OP…  Talk to the wedding photographer who says he will give you copyright for the CD images.  You may in fact be reading it right.  He may just be interested in the inital package and after that does not care what happens to the images.  This is the stance many freelancers are taking now.

Post # 13
Member
218 posts
Helper bee

Just ask the photographer to clarify what you are getting for the price.  It shounds like you are receiving all the images on a disk and that they are high resolution ( suitable for printing ) .  

This is something that it doesn’t hurt to double check and make sure you understand what you are getting.  

 

Post # 14
Member
2882 posts
Sugar bee
  • Wedding: May 2014

californiabride2013:  I really wouldn’t go running just because the copy write release is included.  It’s included in my photography package, and I don’t think I would work with a photographer that would not include it as at least an option, even if it meant that I had to pay extra money.  I don’t want to have to go back to them every time I want to print a photo, or use it on my facebook.  

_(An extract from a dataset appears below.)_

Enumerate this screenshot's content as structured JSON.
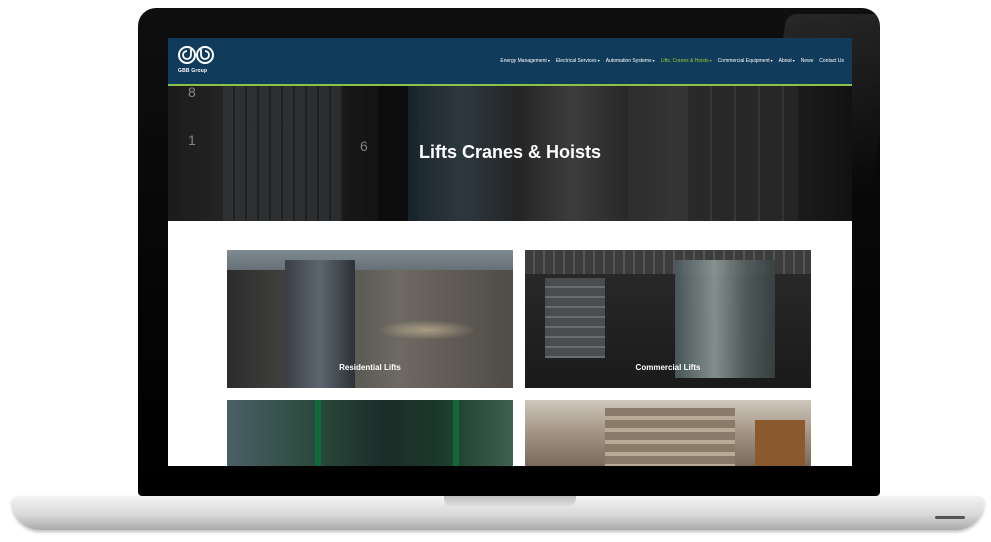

Maybe they are a new photographer, but if you like their style and pictures, why should that deter you?

You hear so many horror stories of people getting contacted by their photographer for putting photos on Facebook, or not being able to print them for a photo book because they don’t have the releases.  Or even worse, having to pay out the nose each time they want to print a new copy of thier photo.   I much rather have a photographer who will release.